Solid electrolytic capacitors (e.g., tantalum capacitors) have been a major contributor to the miniaturization of electronic circuits and have made possible the application of such circuits in extreme environments. The anode of a typical solid electrolytic capacitor includes a porous anode body, with a lead wire extending beyond the anode body and connected to an anode termination of the capacitor. The anode can be formed by first pressing a tantalum powder into a pellet that is then sintered to create fused connections between individual powder particles. One problem with many conventional solid electrolytic capacitors is that there is resistance to current flow from the anode termination to the lead wire attached to or embedded in the anode body, which contributes to the equivalent series resistance (ESR) of the finished device. Resistances inside the body of the anode generate parallel resistances that also contribute to the ESR of the finished device. The current travels from the point of lead wire egress to the anode body to all points of the anode body through the path(s) of least resistance. The current must pass from the lead wire into the anode body through points of contact between the lead wire and the particles of the anode body. The current must then travel through the porous anode body, through small necks of the sintered particles.
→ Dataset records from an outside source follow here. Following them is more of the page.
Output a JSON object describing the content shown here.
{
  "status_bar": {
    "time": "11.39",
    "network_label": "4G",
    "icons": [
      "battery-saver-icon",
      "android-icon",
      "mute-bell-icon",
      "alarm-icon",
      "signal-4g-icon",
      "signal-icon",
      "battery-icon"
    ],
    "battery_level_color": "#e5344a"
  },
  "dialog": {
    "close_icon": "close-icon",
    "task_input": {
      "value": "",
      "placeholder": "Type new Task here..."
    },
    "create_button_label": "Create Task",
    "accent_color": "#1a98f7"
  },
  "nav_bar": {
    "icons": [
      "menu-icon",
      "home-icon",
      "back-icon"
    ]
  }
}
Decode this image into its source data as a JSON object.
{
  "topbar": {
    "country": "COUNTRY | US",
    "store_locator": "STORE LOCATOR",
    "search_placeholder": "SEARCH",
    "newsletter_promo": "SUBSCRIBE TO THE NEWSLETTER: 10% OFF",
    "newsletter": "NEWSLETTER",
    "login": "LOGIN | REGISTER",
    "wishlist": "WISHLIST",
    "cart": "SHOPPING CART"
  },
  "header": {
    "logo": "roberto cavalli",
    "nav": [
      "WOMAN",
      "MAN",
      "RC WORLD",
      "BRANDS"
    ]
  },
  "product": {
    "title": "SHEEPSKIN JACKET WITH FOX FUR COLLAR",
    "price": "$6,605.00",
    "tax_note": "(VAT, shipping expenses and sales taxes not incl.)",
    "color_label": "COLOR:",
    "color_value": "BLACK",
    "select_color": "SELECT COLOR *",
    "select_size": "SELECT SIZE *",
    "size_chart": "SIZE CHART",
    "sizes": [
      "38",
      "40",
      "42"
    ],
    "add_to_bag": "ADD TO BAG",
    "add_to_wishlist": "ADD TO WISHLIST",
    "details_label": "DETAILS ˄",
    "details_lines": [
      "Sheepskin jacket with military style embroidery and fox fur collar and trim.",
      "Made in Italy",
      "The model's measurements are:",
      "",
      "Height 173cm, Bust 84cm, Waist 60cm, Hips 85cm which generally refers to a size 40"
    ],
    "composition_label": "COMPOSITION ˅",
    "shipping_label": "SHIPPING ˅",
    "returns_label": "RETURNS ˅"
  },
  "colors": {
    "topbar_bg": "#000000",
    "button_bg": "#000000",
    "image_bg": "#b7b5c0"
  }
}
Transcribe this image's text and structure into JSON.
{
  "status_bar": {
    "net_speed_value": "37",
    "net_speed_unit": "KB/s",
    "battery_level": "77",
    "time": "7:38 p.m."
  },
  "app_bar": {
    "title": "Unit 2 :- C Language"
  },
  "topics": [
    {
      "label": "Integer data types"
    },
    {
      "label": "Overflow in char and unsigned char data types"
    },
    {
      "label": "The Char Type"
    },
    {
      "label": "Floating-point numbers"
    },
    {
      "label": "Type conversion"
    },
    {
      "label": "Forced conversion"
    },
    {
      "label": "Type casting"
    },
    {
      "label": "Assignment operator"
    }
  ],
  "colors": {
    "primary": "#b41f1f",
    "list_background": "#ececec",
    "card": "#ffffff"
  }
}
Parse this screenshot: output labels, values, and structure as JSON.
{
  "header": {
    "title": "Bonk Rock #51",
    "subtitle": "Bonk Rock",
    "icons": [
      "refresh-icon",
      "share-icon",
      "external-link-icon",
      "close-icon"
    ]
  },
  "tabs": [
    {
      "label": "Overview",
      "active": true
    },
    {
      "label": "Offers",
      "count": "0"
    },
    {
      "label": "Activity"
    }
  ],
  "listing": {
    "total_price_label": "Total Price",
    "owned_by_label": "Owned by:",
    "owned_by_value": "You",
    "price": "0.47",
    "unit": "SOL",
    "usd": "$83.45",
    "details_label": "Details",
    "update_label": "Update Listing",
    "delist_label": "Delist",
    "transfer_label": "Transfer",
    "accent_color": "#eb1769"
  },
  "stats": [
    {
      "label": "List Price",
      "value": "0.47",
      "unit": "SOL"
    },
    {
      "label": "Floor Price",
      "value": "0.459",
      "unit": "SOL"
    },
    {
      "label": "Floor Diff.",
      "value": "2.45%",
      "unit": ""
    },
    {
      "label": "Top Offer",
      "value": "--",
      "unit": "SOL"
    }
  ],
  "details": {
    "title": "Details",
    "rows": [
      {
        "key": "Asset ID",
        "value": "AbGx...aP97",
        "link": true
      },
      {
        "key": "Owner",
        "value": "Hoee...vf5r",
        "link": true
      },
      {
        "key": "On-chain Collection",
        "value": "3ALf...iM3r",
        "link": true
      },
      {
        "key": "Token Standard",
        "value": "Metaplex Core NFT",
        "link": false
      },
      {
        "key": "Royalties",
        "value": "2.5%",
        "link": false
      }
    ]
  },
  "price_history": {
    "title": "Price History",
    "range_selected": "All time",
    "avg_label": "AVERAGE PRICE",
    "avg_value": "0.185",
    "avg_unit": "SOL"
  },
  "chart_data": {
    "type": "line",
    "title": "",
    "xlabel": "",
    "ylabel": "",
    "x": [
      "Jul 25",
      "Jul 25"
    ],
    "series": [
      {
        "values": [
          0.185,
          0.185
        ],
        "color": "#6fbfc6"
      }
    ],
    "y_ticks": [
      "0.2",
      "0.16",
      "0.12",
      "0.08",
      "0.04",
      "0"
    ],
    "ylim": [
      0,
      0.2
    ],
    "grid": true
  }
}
Increasing the lead wire diameter decreases resistance in the wire itself and between the wire and the anode body. Unfortunately, increasing the wire diameter also reduces the capacitance by displacing porous anode body material that would otherwise contribute to capacitance. In attempt to solve this problem, attempts have been made to employ multiple lead wires based on the theory that the path length from points in the porous body become closer to at least one anode lead wire. For example, U.S. Pat. No. 7,116,548 to Satterfield, Jr., et al. and U.S. Patent Publication No. 2005/0237698 to Postage, et al. each describe various different configurations of multi-wire capacitors. Unfortunately, however, these solutions are still not fully satisfactory in achieving ultralow ESR levels. This is particularly evident in capacitors that employ high specific charge (“CV”) powders. Namely, such powders tend to shrink away and separate from an embedded anode wire during sintering, which can reduce the degree to which the wire is bonded to the particles of the anode body and increase ESR. This problem is actually compounded when multiple anode wires are employed because the total area of poor bonding increases.
As such, a need currently exists for an improved solid electrolytic capacitor that can exhibit a low ESR.